No ano seguinte, no retorno ao Sambão do Povo e com o primeiro campeonato de escolas de samba desde 1991, o pedido da Piedade foi atendido. Iamara contou que, no momento em que a escola entrou na avenida, uma chuva torrencial caiu sobre Vitória, o que não atrapalhou a festa. Mas o título ficou mesmo com a escola rival, que não teve a companhia da tempestade durante o desfile.
"Em 2002, o carnaval retorna ao Sambão do Povo. Aí a galera ficou eufórica, os sambistas ficaram numa euforia só. Na hora que a Piedade entrou na avenida, caiu foi muita água, muita água mesmo. Foi uma chuva torrencial. Enquanto estávamos na concentração, a chuva não tinha caído, estava se formando. Deu o sinal verde, veio o aguaceiro. Aí todo mundo falou ‘a Piedade pediu chuva em 2001, mas a chuva só resolveu descer mesmo em 2002’. No outro dia, a Jucutuquara desfilou e a chuva já estava mais calma", contou, se divertindo com a lembrança.
A Unidos da Piedade, inclusive, é a escola de samba mais vezes coroada campeã do Carnaval de Vitória. Iamara ressaltou, porém, que a agremiação enfrenta uma seca que já dura mais de 40 anos e não conquista um título desde 1986. Segundo a pesquisadora, a Piedade também registra outra marca negativa: nunca conseguiu ganhar um título no Sambão do Povo.
"O último carnaval que a Piedade foi campeã foi em 1986. A Piedade, que é a escola que tem mais títulos, que são 14, sendo dois pentacampeonatos, nunca conseguiu ganhar dentro do Sambão do Povo", disse.
Uma das mais tradicionais escolas de samba de Vitória, a Unidos de Jucutuquara enfrentou problemas em 2003 e acabou terminando na última colocação. No ano seguinte, porém, a agremiação superou o desfile ruim do ano anterior. Segundo Iamara, os carros alegóricos montados e as alas formadas foram revolucionárias, o que fez com que a escola conquistasse o título do Carnaval da Capital.

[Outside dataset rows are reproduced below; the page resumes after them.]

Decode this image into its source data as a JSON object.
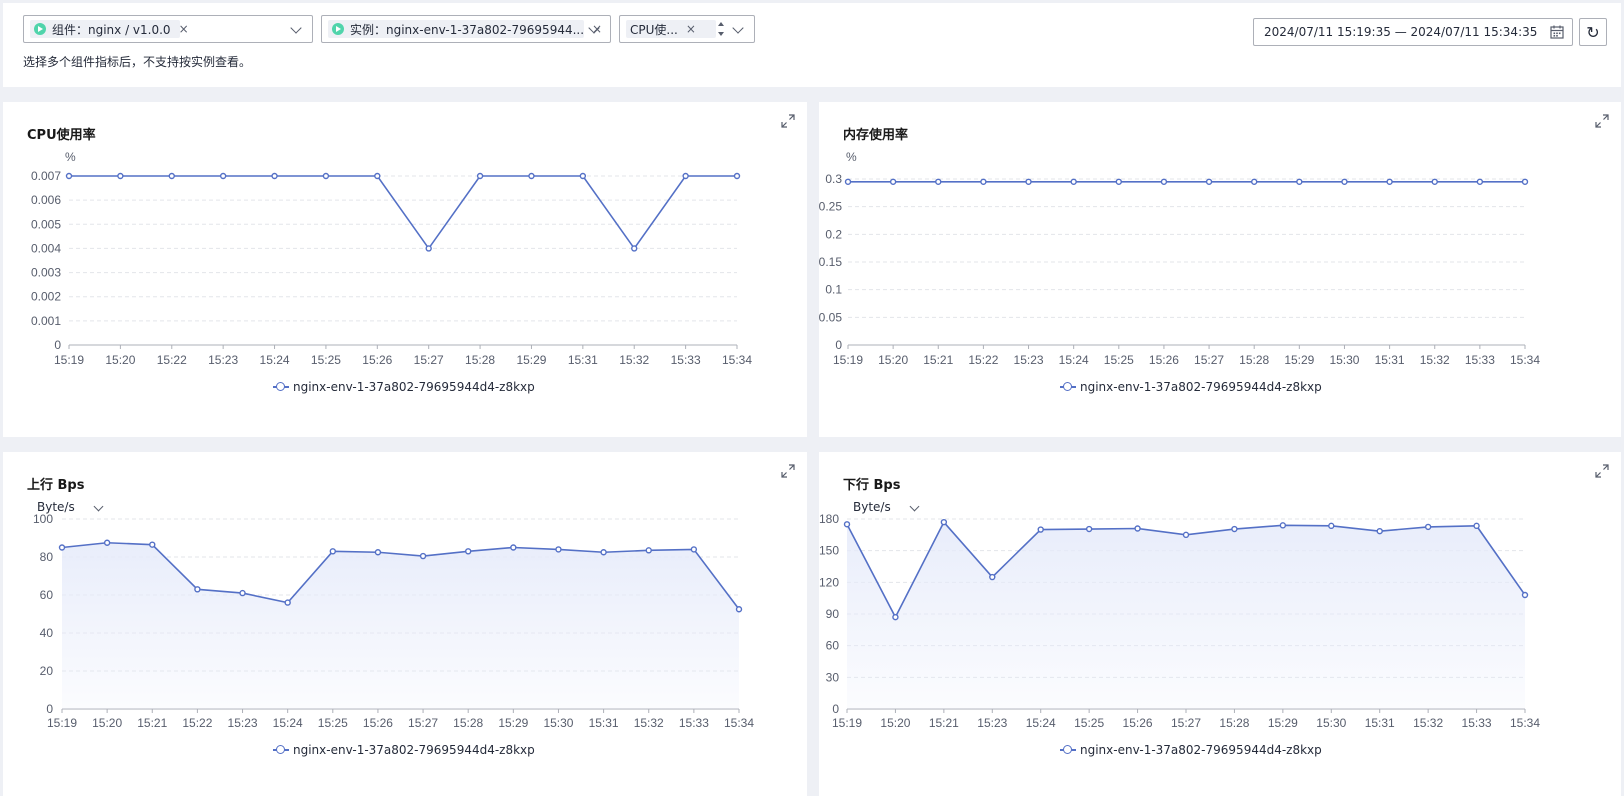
{
  "filters": {
    "component_tag": "组件：nginx / v1.0.0",
    "instance_tag": "实例：nginx-env-1-37a802-79695944...",
    "metric_tag": "CPU使...",
    "hint": "选择多个组件指标后，不支持按实例查看。",
    "time_range": "2024/07/11 15:19:35 — 2024/07/11 15:34:35",
    "close_symbol": "×",
    "refresh_symbol": "↻"
  },
  "colors": {
    "line": "#5470c6",
    "area": "#e6ebfa",
    "grid": "#e3e5ea",
    "axis": "#adb0b8",
    "accent": "#50d4ab"
  },
  "panels": {
    "cpu": {
      "title": "CPU使用率",
      "chart_data": {
        "type": "line",
        "title": "CPU使用率",
        "yunit": "%",
        "categories": [
          "15:19",
          "15:20",
          "15:22",
          "15:23",
          "15:24",
          "15:25",
          "15:26",
          "15:27",
          "15:28",
          "15:29",
          "15:31",
          "15:32",
          "15:33",
          "15:34"
        ],
        "series": [
          {
            "name": "nginx-env-1-37a802-79695944d4-z8kxp",
            "values": [
              0.007,
              0.007,
              0.007,
              0.007,
              0.007,
              0.007,
              0.007,
              0.004,
              0.007,
              0.007,
              0.007,
              0.004,
              0.007,
              0.007
            ]
          }
        ],
        "yticks": [
          "0",
          "0.001",
          "0.002",
          "0.003",
          "0.004",
          "0.005",
          "0.006",
          "0.007"
        ],
        "ylim": [
          0,
          0.007
        ],
        "area": false,
        "legend": "bottom"
      }
    },
    "mem": {
      "title": "内存使用率",
      "chart_data": {
        "type": "line",
        "title": "内存使用率",
        "yunit": "%",
        "categories": [
          "15:19",
          "15:20",
          "15:21",
          "15:22",
          "15:23",
          "15:24",
          "15:25",
          "15:26",
          "15:27",
          "15:28",
          "15:29",
          "15:30",
          "15:31",
          "15:32",
          "15:33",
          "15:34"
        ],
        "series": [
          {
            "name": "nginx-env-1-37a802-79695944d4-z8kxp",
            "values": [
              0.295,
              0.295,
              0.295,
              0.295,
              0.295,
              0.295,
              0.295,
              0.295,
              0.295,
              0.295,
              0.295,
              0.295,
              0.295,
              0.295,
              0.295,
              0.295
            ]
          }
        ],
        "yticks": [
          "0",
          "0.05",
          "0.1",
          "0.15",
          "0.2",
          "0.25",
          "0.3"
        ],
        "ylim": [
          0,
          0.3
        ],
        "area": false,
        "legend": "bottom"
      }
    },
    "up": {
      "title": "上行 Bps",
      "unit_select": "Byte/s",
      "chart_data": {
        "type": "area",
        "title": "上行 Bps",
        "categories": [
          "15:19",
          "15:20",
          "15:21",
          "15:22",
          "15:23",
          "15:24",
          "15:25",
          "15:26",
          "15:27",
          "15:28",
          "15:29",
          "15:30",
          "15:31",
          "15:32",
          "15:33",
          "15:34"
        ],
        "series": [
          {
            "name": "nginx-env-1-37a802-79695944d4-z8kxp",
            "values": [
              85,
              87.5,
              86.5,
              63,
              61,
              56,
              83,
              82.5,
              80.5,
              83,
              85,
              84,
              82.5,
              83.5,
              84,
              52.5
            ]
          }
        ],
        "yticks": [
          "0",
          "20",
          "40",
          "60",
          "80",
          "100"
        ],
        "ylim": [
          0,
          100
        ],
        "area": true,
        "legend": "bottom"
      }
    },
    "down": {
      "title": "下行 Bps",
      "unit_select": "Byte/s",
      "chart_data": {
        "type": "area",
        "title": "下行 Bps",
        "categories": [
          "15:19",
          "15:20",
          "15:21",
          "15:23",
          "15:24",
          "15:25",
          "15:26",
          "15:27",
          "15:28",
          "15:29",
          "15:30",
          "15:31",
          "15:32",
          "15:33",
          "15:34"
        ],
        "series": [
          {
            "name": "nginx-env-1-37a802-79695944d4-z8kxp",
            "values": [
              175,
              87,
              177,
              125,
              170,
              170.5,
              171,
              165,
              170.5,
              174,
              173.5,
              168.5,
              172.5,
              173.5,
              108
            ]
          }
        ],
        "yticks": [
          "0",
          "30",
          "60",
          "90",
          "120",
          "150",
          "180"
        ],
        "ylim": [
          0,
          180
        ],
        "area": true,
        "legend": "bottom"
      }
    }
  }
}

"No carnaval de 2004, a Jucutuquara revolucionou, com carros alegóricos, fantasias. Em 2003, ela fez um desfile que faltou carro, carro quebrou, teve problemas em alas e ela ficou em último lugar. No ano seguinte, ela fez um carnaval excelente que Vitória nunca tinha visto, com o tamanho dos carros alegóricos, acabamentos perfeitos e foi campeã", afirmou Iamara.